While other independent tests (Bicycle Quarterly magazine) show no difference. The problem with tire rolling resistance tests is that they are done on smooth rollers. This does not represent the road because both the smoothness and the contact angle are different on the road. Significantly lower rolling resistance would, to most people, suggest something that would be meaningful in everyday riding. The most optimistic numbers I have ever seen suggest saving 30 seconds in 25 miles.


----------



## AM999 (Jan 22, 2007)

Kerry Irons said:


> While other independent tests (Bicycle Quarterly magazine) show no difference. The problem with tire rolling resistance tests is that they are done on smooth rollers. This does not represent the road because both the smoothness and the contact angle are different on the road. Significantly lower rolling resistance would, to most people, suggest something that would be meaningful in everyday riding. The most optimistic numbers I have ever seen suggest saving 30 seconds in 25 miles.


But the measurement error bands in the BQ tests are larger than the differences in the data points as we have discussed many times before. Roller tests can be corrected from the small diameter rollers to a flat surface using methods outlined in the book "Bicycling Science." Additionally field testing using the Chung method have shown that the smooth roller results have the same slope as real road testing when comparing different tire pressures. Those results documented over on Slow Twitch by Tom Anhalt indicate an optimum pressure of ~ 120 psig IIRC for a bike and rider weighing ~ 200 lbs to achieve a minimum Crr on a very good road surface. The data also indicate that it is much better to be slightly under that optimum pressure than over because of the slope of Crr vs. pressure. The difference can be significant in the racing world - 30 sec can and has been the difference between on and off the medal podium at the Olympic Games.


----------



## nightfend (Mar 15, 2009)

Buy a few latex tubes, ride them and see for yourself.

I used to ride latex, but eventually gave them up for regular butyl tubes. I didn't feel the difference in cost was worth it. But, to each his own.

The only way you will truly know is to try it for yourself. Asking others on a forum will only get you so far. People tend to exaggerate the performance benefits/disadvantages on most components to make a point.


----------



## qatarbhoy (Aug 17, 2009)

I've ordered a pair and will resurrect this thread when I can report my findings.


----------



## nightfend (Mar 15, 2009)

Couple things I noticed over the years when using Latex:
1.) Try not to use tire levers when you put the tire back on the rim with the latex tube. The tubes pinch easy. So use your hands only and make sure the tube is not pinched under the tire.
2.) Use talc or baby powder on your latex tubes. It helps them move around inside the tire.
3.)Lastly, check your rim tape and make sure it is perfect. Latex are less forgiving than butyl about edges of spoke holes showing through, or a rough seem on the valve stem area of the rim.

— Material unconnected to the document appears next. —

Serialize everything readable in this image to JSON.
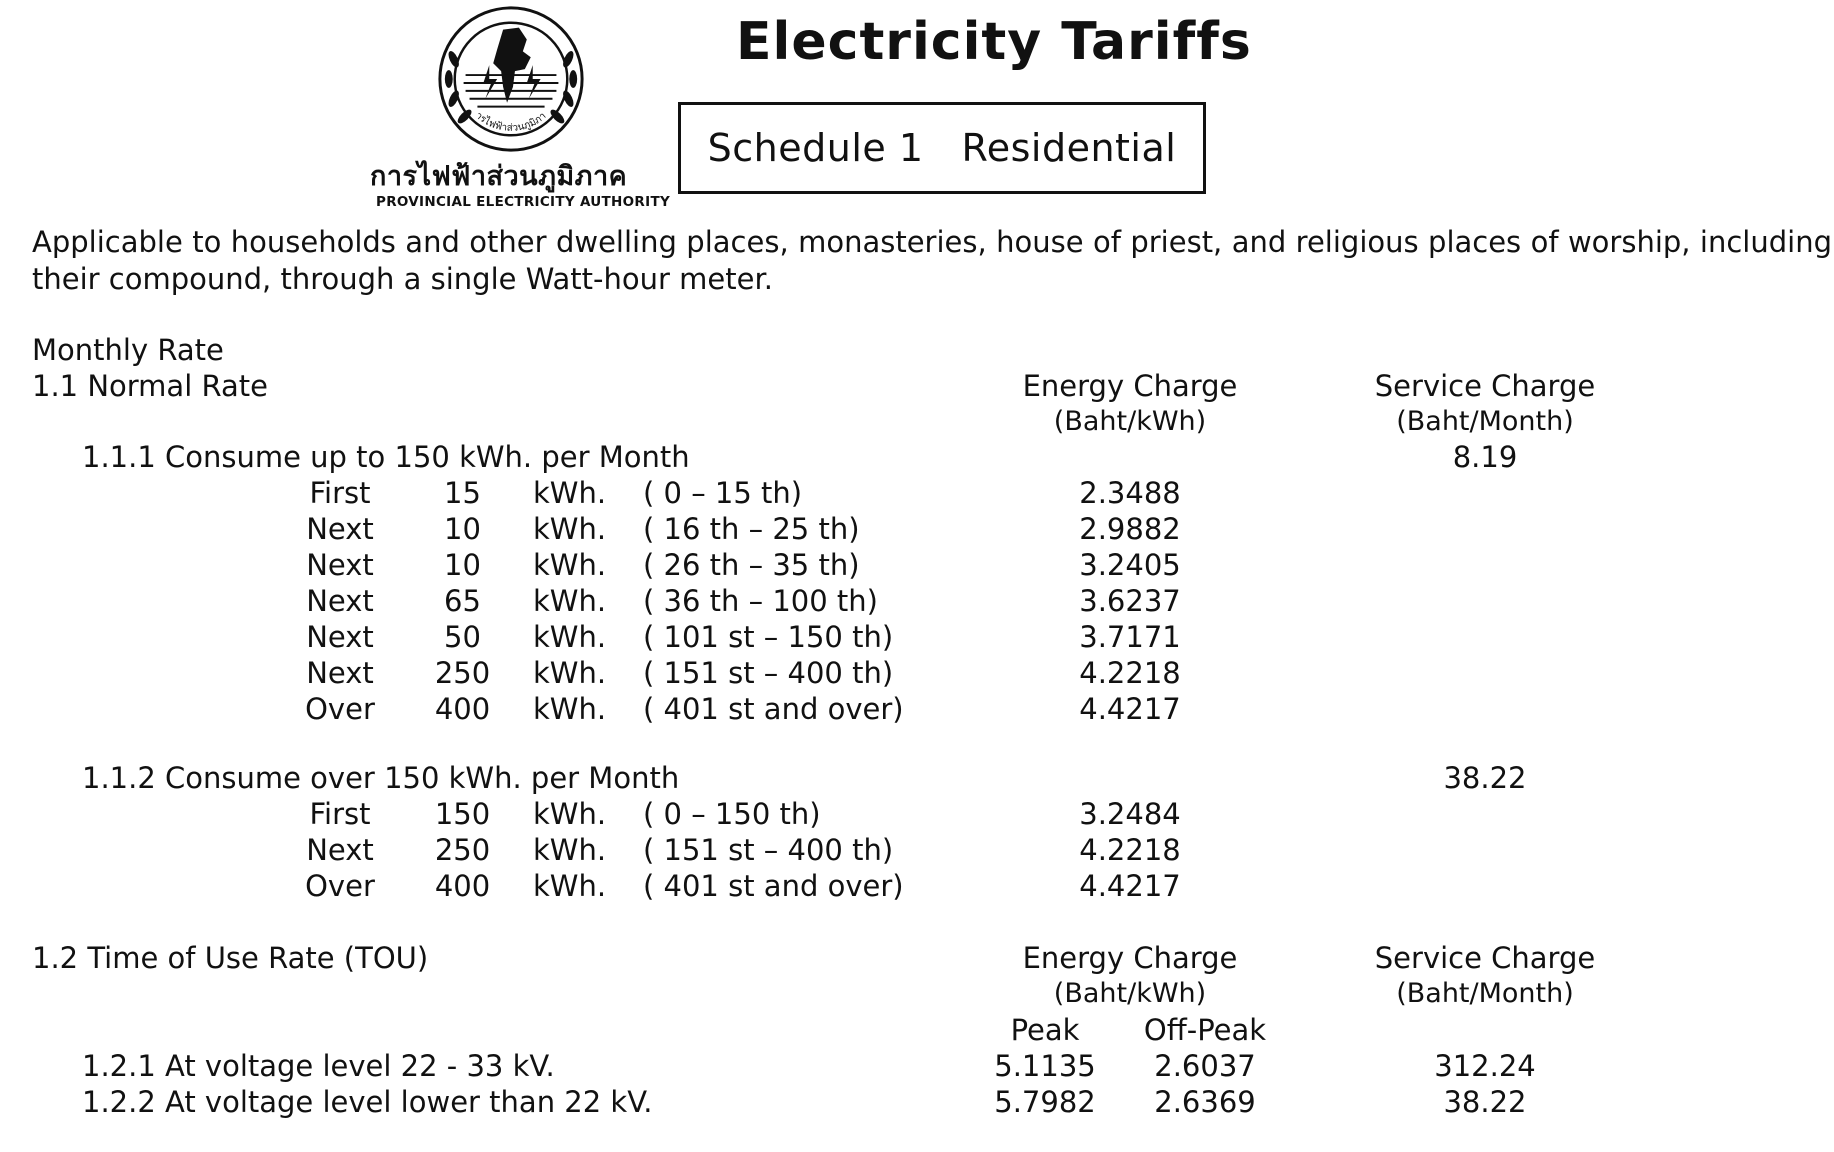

Nothing like the loud sound of a latex tube flatting if you get it trapped under a tire. Sounds like a shotgun going off.


----------



## AM999 (Jan 22, 2007)

nightfend said:


> Couple things I noticed over the years when using Latex:
> 1.) Try not to use tire levers when you put the tire back on the rim with the latex tube. The tubes pinch easy. So use your hands only and make sure the tube is not pinched under the tire.
> 2.) Use talc or baby powder on your latex tubes. It helps them move around inside the tire.
> 3.)Lastly, check your rim tape and make sure it is perfect. Latex are less forgiving than butyl about edges of spoke holes showing through, or a rough seem on the valve stem area of the rim.
> ...


Good points - latex is very supple and will "flow" into any small crevice available (such as a small gap between an off center rim strip and spoke access hole). What I and many others do after installing a tire and latex tube is to pump ~ 5 psig into the latex tube and then go around each side of the tire pushing in the bead to make sure that the latex tuve is not trapped/pinched between the bead and the rim. It only takes a minute but can save you $15.


----------



## redondoaveb (Jan 16, 2011)

I just ordered a pair of Vredestein Fortezza Tri Comps and decided to try latex tubes also. Lets see how they compare to my Michelin Pro 3 Race with butyl tubes. :skep:


----------



## AM999 (Jan 22, 2007)

redondoaveb said:


> I just ordered a pair of Vredestein Fortezza Tri Comps and decided to try latex tubes also. Lets see how they compare to my Michelin Pro 3 Race with butyl tubes. :skep:


But you are changing 2 things at the same time. What do you want to achieve by making the switch from the Pro Race 3 to the Tri Comp ?? OK to just want to try out the Vreds. FWIW the Crr of the Pro Race 3 with butyl tube is very close to the Tri Comp with latex tube. The ride, durability, and handling will depend on the tire. I don't know how to quantify those performance parameters although Tour Magazine has published some data on selected tires.


----------



## redondoaveb (Jan 16, 2011)

AM999 said:


> But you are changing 2 things at the same time. What do you want to achieve by making the switch from the Pro Race 3 to the Tri Comp ?? OK to just want to try out the Vreds. FWIW the Crr of the Pro Race 3 with butyl tube is very close to the Tri Comp with latex tube. The ride, durability, and handling will depend on the tire. I don't know how to quantify those performance parameters although Tour Magazine has published some data on selected tires.


Pro 3's are all I have ridden on since I started road biking about a year ago, just wanted to try a different tire. Heard positives and negatives on latex tubes, thought I would give them a try also.

Easy enough to switch back if they don't work out. :thumbsup:


----------



## Mark Kelly (Oct 27, 2009)

+1 for being able to patch latex, I've had precisely one puncture in latex and it patched no problems.

That one puncture was my fault (missed the bead on install). Other than this they appear to be less prone to puncture than butyl in my setup (A23 rims, Conti 4000s tyres, veloplugs, 600 - 650 kPa). My experience, YMMV yada yada.


----------



## AM999 (Jan 22, 2007)

redondoaveb said:


> Pro 3's are all I have ridden on since I started road biking about a year ago, just wanted to try a different tire. Heard positives and negatives on latex tubes, thought I would give them a try also.
> 
> Easy enough to switch back if they don't work out. :thumbsup:


No problem with trying different things out. That's some of the fun of cycling. 

The Tri Comps are nice tires - I have one on my road bike now. I think the tire will mask the tube effect unless you first try the latex tube in the Pro Race 3 or switch tubes in the Tri Comps. If you don't race (against the clock) latex tubes are arguably not worth the extra $ but some claim a better ride. I train on heavy duty clinchers with heavy duty butyl tubes but race time trials on latex tubed tubular tires.


----------



## kbwh (May 28, 2010)

Kerry Irons said:


> While other independent tests (Bicycle Quarterly magazine) show no difference. The problem with tire rolling resistance tests is that they are done on smooth rollers. This does not represent the road because both the smoothness and the contact angle are different on the road. Significantly lower rolling resistance would, to most people, suggest something that would be meaningful in everyday riding. The most optimistic numbers I have ever seen suggest saving 30 seconds in 25 miles.


That's 2 minutes in 160 km, or somewhat fresher legs towards the end of those typical big double paceline races we do. You're proving my point.


----------



## P911 (May 31, 2011)

hmm...nice topic


----------